Kemi Badenoch is about to make life very difficult for Keir Starmer
Based on their first public clash, it’s clear the new Conservative leader has something the prime minister doesn’t, writes John Rentoul – the ability to be conversational and direct
The Labour Party is afraid of Kemi Badenoch. We know this because Keir Starmer was better prepared than usual for Prime Minister’s Questions, and the government whips orchestrated a lot of noise to try to put her off.
On the evidence of their first clash, Labour is right to be afraid of her. She was conversational and direct, and came across as a real person with a pulse. After Starmer responded to her questions by talking about “fixing the foundations” and a “£22bn black hole”, she accused him of “scripted” answers. He shot back that it would have been “best not to have read that from a piece of paper”, which was a more agile and effective retort than usual, but she had made her point: that he came across as a lawyer or public relations flack reading out a carefully worded defence of his client.
She had in fact dispensed with the iPad that she used as a minister – which she brought into the chamber – and relied instead on a few handwritten notes, in contrast to Starmer’s big folder of printed text (with photos of MPs listed to ask questions in the corner).
She asked questions designed to make life difficult for Starmer. She did not care that suggesting that Donald Trump be invited to address parliament would put her on the wrong side of public opinion. She was interested only in the awkward diplomatic tangle for a prime minister and foreign secretary who have said rude things about the president-elect, and whose party hates him.
She also asked about defence spending – a Trump-related sensitive subject, because if the new US president withdraws funding for Ukraine that means European members of Nato will have to spend more. She blundered by saying that Rachel Reeves, the chancellor, hadn’t mentioned defence in her Budget – a simple factual mistake – and Starmer had a good prepared line in response: saying that the last time UK defence spending was as high as 2.5 per cent of national income was under the last Labour government. But it was a “scripted” answer, which has no bearing on what defence spending might be in future.

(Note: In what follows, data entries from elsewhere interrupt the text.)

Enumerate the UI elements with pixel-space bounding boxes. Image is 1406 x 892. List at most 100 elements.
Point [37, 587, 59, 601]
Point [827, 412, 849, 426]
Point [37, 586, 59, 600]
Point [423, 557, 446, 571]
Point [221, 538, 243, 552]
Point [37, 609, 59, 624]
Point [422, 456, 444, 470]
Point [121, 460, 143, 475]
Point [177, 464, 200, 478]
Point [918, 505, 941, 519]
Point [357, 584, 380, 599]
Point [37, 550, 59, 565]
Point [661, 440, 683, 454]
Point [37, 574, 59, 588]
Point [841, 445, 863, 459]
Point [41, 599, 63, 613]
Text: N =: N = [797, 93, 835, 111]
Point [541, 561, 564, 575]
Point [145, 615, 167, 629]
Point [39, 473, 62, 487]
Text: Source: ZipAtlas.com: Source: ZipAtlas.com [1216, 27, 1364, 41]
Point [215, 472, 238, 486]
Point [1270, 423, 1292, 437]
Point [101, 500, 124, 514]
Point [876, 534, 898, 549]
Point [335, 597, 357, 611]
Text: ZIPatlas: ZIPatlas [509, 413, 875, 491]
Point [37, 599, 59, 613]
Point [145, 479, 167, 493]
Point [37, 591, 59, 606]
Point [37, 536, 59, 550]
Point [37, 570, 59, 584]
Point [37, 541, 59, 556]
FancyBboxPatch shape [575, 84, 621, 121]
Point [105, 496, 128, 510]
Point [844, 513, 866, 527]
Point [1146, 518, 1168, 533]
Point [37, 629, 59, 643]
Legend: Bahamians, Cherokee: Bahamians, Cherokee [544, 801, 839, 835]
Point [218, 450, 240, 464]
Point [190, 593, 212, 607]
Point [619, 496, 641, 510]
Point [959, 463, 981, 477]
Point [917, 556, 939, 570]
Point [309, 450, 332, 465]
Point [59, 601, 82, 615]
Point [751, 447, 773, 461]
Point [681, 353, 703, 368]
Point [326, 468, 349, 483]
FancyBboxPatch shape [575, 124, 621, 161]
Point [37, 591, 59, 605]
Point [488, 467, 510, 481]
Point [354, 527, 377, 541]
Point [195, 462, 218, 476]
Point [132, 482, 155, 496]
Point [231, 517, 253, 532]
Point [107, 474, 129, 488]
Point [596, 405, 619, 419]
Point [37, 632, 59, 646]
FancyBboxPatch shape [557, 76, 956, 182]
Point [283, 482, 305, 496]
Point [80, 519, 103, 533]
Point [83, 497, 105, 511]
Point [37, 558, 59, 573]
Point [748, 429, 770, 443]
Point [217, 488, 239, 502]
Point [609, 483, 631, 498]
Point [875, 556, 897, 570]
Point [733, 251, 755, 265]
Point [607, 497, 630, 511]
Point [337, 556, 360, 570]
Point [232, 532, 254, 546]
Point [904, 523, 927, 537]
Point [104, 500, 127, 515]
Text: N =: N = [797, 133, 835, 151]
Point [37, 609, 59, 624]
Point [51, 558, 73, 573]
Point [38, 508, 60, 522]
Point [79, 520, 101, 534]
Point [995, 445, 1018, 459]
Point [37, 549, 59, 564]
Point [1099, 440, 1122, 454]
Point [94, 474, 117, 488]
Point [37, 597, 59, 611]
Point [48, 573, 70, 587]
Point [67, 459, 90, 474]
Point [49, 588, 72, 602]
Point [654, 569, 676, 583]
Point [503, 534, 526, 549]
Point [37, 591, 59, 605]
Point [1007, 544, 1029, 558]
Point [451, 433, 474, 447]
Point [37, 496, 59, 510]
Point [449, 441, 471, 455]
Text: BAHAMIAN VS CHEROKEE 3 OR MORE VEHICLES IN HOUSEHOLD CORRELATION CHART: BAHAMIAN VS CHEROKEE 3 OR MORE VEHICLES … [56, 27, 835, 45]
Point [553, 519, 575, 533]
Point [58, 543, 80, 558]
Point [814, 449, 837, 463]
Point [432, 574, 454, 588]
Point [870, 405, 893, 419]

Finally, she asked about farmers. Again, if she was interested in simply currying favour with the voters, she might have asked instead about the tax on jobs – the rise in employers’ national insurance contributions – but the tax changes on farms are more of a pressing problem for the government, having provoked a passionate and vocal interest group.
The Labour benches erupted with a roar that sounded a bit like class war, while Starmer gave a legalistic answer about the “vast majority” of farmers being unaffected.
She had announced her arrival – and the Labour side of the Commons sensed a change.
Starmer had paid her the highest compliment of raising his game. Although he “doesn’t answer the questions, he just reads out the lines officials have prepared for him”, as Badenoch pointed out, they were better lines than usual, and he read them out with more conviction and better timing than we are used to.
Labour backbenchers, meanwhile, asked Starmer one question after another about embarrassing things that Badenoch had said. We started with Jacob Collier asking about her comment that maternity pay had “gone too far”. Neil Coyle asked about “this week’s leader of the Tory party” expressing scepticism about the minimum wage. Mary Glindon wanted to know what the prime minister thought about Badenoch’s view that the scandal of lockdown parties in Downing Street was “overblown”.
Starmer had opened proceedings by welcoming his fourth Tory leader to the despatch box in four and a half years, but the fusillade of attacks on her did not suggest that they think she will come and go like William Hague, Iain Duncan Smith and Michael Howard before her.
She came across as a different kind of leader, with passion, warmth and humour, up against a formulaic and scripted opponent. Prime Minister’s Questions is going to be worth watching over the next few years.